In Illinois, firefighters launched a drone at a house fire to get a 360-degree aerial view. From this perspective, the crew could determine where to focus their firefighting efforts without unduly increasing the risk of injury to firefighters. Drones have also helped in rescue efforts. In Virginia, the Bedford Fire Department launched a drone to locate a lost hiker and rescue her.
For large-scale emergencies, UAVs can be equipped with hazardous material detectors that can help responders investigate a scene from up to 70 miles away. Rather than expose a HazMat team to chemical or other hazardous materials, a technician can use the drone’s sensors to remotely determine what precautions are necessary before moving human resources into a disaster area.

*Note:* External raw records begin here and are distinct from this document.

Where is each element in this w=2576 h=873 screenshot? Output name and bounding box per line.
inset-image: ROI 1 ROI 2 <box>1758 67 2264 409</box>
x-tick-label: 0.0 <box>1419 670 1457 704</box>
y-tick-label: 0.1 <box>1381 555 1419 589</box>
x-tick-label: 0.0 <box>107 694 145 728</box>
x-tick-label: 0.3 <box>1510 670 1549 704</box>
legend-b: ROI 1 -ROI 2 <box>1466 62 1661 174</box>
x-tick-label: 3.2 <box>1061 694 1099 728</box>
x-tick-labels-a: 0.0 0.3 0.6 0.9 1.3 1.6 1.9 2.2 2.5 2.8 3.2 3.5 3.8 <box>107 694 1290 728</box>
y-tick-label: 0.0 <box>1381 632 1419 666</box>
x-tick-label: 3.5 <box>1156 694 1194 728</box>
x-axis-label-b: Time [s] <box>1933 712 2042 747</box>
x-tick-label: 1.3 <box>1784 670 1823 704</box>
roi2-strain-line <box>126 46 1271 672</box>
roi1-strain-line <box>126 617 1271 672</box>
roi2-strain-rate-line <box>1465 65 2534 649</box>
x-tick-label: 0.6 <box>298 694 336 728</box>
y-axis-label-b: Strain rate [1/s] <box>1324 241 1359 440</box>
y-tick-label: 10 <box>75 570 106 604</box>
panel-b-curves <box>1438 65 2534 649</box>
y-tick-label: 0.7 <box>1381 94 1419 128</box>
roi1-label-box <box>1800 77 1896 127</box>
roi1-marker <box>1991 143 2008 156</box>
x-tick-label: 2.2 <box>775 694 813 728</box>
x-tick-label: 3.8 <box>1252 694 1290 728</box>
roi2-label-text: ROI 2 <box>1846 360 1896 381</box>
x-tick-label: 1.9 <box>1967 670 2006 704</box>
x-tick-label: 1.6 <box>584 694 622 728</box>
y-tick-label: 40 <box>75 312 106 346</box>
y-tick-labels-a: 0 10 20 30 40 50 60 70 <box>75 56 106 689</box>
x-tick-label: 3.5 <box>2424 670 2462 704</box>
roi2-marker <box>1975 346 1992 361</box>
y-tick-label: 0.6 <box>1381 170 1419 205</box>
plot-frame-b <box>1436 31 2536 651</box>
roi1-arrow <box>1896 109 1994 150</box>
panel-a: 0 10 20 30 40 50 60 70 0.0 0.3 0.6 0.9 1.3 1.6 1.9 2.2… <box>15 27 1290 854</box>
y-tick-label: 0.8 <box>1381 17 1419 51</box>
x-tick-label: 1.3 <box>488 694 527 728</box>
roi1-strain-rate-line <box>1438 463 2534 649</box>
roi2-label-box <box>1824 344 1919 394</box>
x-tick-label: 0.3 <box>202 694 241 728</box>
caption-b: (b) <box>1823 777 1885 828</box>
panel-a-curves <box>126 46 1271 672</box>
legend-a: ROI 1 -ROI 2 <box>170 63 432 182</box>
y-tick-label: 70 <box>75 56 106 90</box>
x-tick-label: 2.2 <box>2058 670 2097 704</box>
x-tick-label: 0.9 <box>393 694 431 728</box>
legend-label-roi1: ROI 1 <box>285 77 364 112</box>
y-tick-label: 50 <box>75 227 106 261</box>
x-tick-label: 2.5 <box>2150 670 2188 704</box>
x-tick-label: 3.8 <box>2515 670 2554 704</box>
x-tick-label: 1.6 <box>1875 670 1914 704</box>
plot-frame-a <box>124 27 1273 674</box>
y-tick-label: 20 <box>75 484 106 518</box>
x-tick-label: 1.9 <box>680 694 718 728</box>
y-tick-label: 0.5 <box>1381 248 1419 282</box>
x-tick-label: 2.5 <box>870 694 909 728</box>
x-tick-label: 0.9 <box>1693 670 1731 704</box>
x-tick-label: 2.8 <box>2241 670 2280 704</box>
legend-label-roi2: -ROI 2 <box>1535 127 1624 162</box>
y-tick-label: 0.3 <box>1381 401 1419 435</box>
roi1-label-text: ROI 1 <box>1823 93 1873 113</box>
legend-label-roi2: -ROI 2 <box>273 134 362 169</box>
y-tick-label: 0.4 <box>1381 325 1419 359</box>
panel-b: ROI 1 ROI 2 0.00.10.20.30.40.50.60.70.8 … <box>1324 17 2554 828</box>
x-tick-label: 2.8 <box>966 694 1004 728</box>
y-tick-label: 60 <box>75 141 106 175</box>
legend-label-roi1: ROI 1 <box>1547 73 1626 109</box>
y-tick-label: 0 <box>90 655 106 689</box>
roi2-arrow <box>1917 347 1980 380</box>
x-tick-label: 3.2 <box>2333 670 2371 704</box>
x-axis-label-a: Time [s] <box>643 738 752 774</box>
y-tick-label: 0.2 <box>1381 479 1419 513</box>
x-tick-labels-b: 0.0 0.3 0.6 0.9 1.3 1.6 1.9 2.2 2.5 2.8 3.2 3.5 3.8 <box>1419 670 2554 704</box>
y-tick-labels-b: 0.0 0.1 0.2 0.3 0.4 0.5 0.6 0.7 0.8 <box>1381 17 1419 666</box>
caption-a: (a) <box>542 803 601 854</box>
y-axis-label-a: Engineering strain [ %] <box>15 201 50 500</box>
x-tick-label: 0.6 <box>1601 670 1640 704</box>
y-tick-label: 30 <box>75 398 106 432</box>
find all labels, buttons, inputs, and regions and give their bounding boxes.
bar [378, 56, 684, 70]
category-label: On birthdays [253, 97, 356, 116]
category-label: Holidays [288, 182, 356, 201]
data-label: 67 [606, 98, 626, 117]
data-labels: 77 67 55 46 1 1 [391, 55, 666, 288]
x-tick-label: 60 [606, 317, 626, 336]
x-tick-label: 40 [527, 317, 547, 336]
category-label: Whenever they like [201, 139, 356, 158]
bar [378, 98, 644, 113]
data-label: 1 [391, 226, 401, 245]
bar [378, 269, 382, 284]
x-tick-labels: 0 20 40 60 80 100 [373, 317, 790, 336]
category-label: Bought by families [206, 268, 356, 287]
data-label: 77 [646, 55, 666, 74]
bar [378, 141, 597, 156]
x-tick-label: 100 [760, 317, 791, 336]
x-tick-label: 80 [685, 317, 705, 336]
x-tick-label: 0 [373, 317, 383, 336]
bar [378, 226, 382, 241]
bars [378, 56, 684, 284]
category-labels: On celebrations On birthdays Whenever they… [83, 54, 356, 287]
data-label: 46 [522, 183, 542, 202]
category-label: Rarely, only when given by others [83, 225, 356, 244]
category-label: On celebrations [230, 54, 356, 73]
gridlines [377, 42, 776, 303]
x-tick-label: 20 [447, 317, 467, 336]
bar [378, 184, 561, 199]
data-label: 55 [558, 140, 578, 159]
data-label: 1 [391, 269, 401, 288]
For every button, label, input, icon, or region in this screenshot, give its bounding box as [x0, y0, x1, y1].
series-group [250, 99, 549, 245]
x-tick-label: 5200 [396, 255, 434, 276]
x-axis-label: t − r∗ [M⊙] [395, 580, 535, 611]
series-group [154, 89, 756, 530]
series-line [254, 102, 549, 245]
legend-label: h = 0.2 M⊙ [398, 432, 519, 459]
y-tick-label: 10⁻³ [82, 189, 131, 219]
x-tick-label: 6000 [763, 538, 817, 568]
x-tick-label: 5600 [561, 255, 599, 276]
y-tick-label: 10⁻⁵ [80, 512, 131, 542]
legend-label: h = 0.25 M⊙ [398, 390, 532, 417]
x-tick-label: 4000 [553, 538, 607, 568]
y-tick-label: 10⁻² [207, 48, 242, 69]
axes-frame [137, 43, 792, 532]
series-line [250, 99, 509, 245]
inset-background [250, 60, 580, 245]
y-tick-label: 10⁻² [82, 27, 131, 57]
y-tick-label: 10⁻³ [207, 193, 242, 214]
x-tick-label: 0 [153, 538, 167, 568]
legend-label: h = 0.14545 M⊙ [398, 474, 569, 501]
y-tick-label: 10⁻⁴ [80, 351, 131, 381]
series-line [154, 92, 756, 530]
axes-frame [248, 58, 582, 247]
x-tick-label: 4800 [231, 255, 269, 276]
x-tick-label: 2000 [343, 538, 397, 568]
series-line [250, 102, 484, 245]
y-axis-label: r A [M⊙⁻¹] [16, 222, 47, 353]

While drone deployment primarily centers on observation, newer equipment is available that can help support auxiliary tasks. With fewer firefighters required to execute these crucial operations, drones lessen the risk to human responders.
An example is the Unmanned Aerial Truck (UAT) by KAMAN, which provides supply transport with a maximum payload of 6,000 lbs. The UAT can facilitate airdrops in hot zones, improving the efficiency of supply lines when combating wildfires or other major conflagrations.
Drones are also being used to help firefighters set prescribed burns. A prototype drone was developed by researchers at the University of Nebraska-Lincoln to drop balls that will ignite after several seconds. With this implementation, firefighters can provide a safe and efficient means to undertake key fire management tasks.
Mission-critical drone use is delayed by policy debate
Civilian drones far exceed the current adoption by emergency response teams. Coupled with fuzzy guidance from the FAA, use of UAVs to gawk at highly-visible emergencies can lead the public to believe flying their drones around a fire is acceptable.
When unauthorized vehicles are flown near fires, the firefighters’ ability to respond is hampered. They must ground their own aerial vehicles—used for mission-critical operations like dropping water on fires—until civilians are cleared of the airspace. This has occurred several times during the 2015 wildfires in California, and in at least one case prevented firefighters from reaching burning cars on a San Bernardino highway.
As has been the case since 2012, the FAA is methodically formalizing regulations for drones. In late 2015, U.S. Transportation Secretary Anthony Foxx and FAA Administrator Michael Huerta announced that non-commercial drones will be subject to the same registration and regulation as commercially-operated unmanned aircraft, although specifics of that process were not concrete.
The challenges confronting fire departments regarding deployment of drones may limit their use, but certainly the potential benefits warrant continued consideration. In time, the FAA will clarify how civilian and public safety aerial vehicles can coexist. When that happens, fire departments should already understand how this technology can support their mission and be prepared to implement new policy.